La suite varie peu : paiement d’un abonnement de protection inexistant, ou manipulation directe de l’interface bancaire pendant que la victime regarde. Certaines variantes simulent un remboursement mal saisi pour obtenir un virement « correctif ». Dans tous les cas, l’outil n’est pas le problème : le problème est que l’appel est parti d’une alerte non sollicitée.
Trois réflexes avant d’accepter une prise en main
Le premier tient en une question : qui a initié le contact ? Un dépannage demandé par l’utilisateur, à un prestataire qu’il a choisi, n’a rien à voir avec un appel entrant ou un numéro affiché par une page web. Aucun éditeur de logiciel, aucun fournisseur d’accès, aucune banque n’appelle spontanément pour signaler une infection.

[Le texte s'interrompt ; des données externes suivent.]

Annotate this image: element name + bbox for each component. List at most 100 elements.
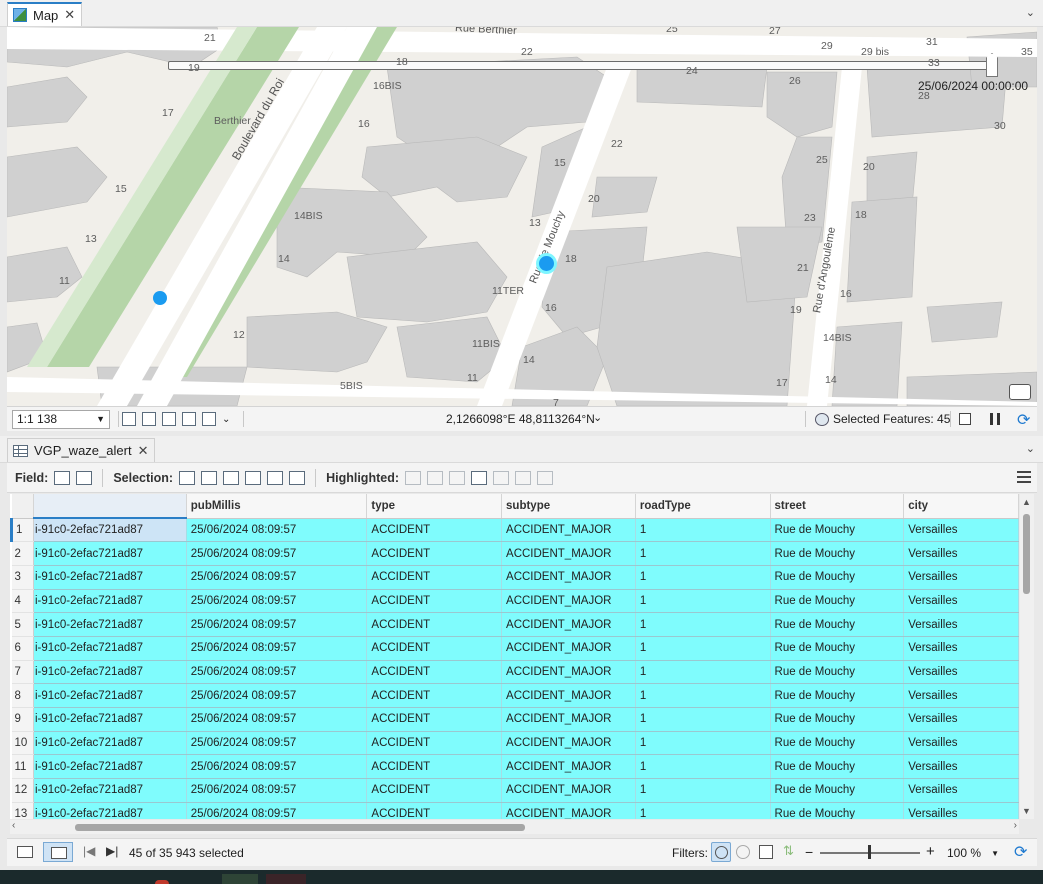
table-cell-type[interactable]: ACCIDENT	[366, 660, 503, 685]
table-cell-roadtype[interactable]: 1	[635, 636, 771, 661]
table-cell-city[interactable]: Versailles	[903, 565, 1019, 590]
table-cell-type[interactable]: ACCIDENT	[366, 778, 503, 803]
table-cell-pubmillis[interactable]: 25/06/2024 08:09:57	[186, 778, 368, 803]
table-cell-subtype[interactable]: ACCIDENT_MAJOR	[501, 802, 636, 819]
zoom-select[interactable]: 100 % ▼	[944, 844, 1002, 862]
scroll-left-icon[interactable]: ‹	[12, 820, 15, 831]
table-cell-street[interactable]: Rue de Mouchy	[770, 778, 905, 803]
table-cell-street[interactable]: Rue de Mouchy	[770, 754, 905, 780]
table-cell-oid[interactable]: i-91c0-2efac721ad87	[33, 778, 187, 803]
table-cell-pubmillis[interactable]: 25/06/2024 08:09:57	[186, 612, 368, 637]
table-cell-city[interactable]: Versailles	[903, 802, 1019, 819]
table-cell-pubmillis[interactable]: 25/06/2024 08:09:57	[186, 589, 368, 614]
app-icon[interactable]	[155, 880, 169, 884]
table-cell-oid[interactable]: i-91c0-2efac721ad87	[33, 731, 187, 756]
show-selected-records-icon[interactable]	[43, 842, 73, 862]
table-cell-city[interactable]: Versailles	[903, 660, 1019, 685]
switch-highlight-icon[interactable]	[471, 470, 487, 485]
table-cell-city[interactable]: Versailles	[903, 707, 1019, 732]
table-cell-subtype[interactable]: ACCIDENT_MAJOR	[501, 707, 636, 732]
row-number[interactable]: 10	[11, 731, 34, 756]
column-header[interactable]	[33, 494, 187, 519]
table-cell-roadtype[interactable]: 1	[635, 518, 771, 543]
table-cell-roadtype[interactable]: 1	[635, 754, 771, 780]
table-row[interactable]: 13 i-91c0-2efac721ad87 25/06/2024 08:09:57…	[11, 802, 1019, 819]
row-number[interactable]: 3	[11, 565, 34, 590]
add-to-map-icon[interactable]	[122, 412, 136, 426]
table-cell-city[interactable]: Versailles	[903, 754, 1019, 780]
row-number[interactable]: 12	[11, 778, 34, 803]
taskbar-item[interactable]	[222, 874, 258, 884]
tab-attribute-table[interactable]: VGP_waze_alert ✕	[7, 438, 156, 462]
table-of-contents-icon[interactable]	[1009, 384, 1031, 400]
refresh-icon[interactable]: ⟳	[1014, 842, 1027, 862]
table-cell-type[interactable]: ACCIDENT	[366, 683, 503, 708]
table-cell-roadtype[interactable]: 1	[635, 683, 771, 708]
table-cell-type[interactable]: ACCIDENT	[366, 612, 503, 637]
table-cell-oid[interactable]: i-91c0-2efac721ad87	[33, 518, 187, 543]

Le deuxième consiste à vérifier l’identité du prestataire par un canal indépendant : un numéro relevé sur un site officiel, une adresse professionnelle vérifiable, un numéro SIREN. Le troisième est le plus simple à appliquer pendant la séance : aucune connexion bancaire, aucune saisie de code reçu par SMS, aucun achat de carte prépayée pendant qu’une session de prise en main est ouverte. Un technicien légitime n’a jamais besoin de ces éléments, et il coupera lui-même la session si la situation l’exige.
Ce qu’il faut préparer pour que la séance soit courte
Une intervention à distance efficace tient en vingt à trente minutes quand le terrain est préparé. Cela suppose d’avoir sous la main les identifiants des comptes concernés, de connaître le mot de passe de session de l’ordinateur, et de savoir quelle a été la dernière action normale avant l’incident — un téléchargement, un mail ouvert, une mise à jour. Ces trois informations évitent au technicien un quart d’heure de recherche facturé.
Un dernier détail compte : rester devant l’écran. Non par défiance, mais parce que la plupart des opérations utiles demandent une validation, une réponse ou un mot de passe que seul l’utilisateur possède. La prise en main n’est pas une délégation, c’est un travail à deux dont l’un des deux tient les clés.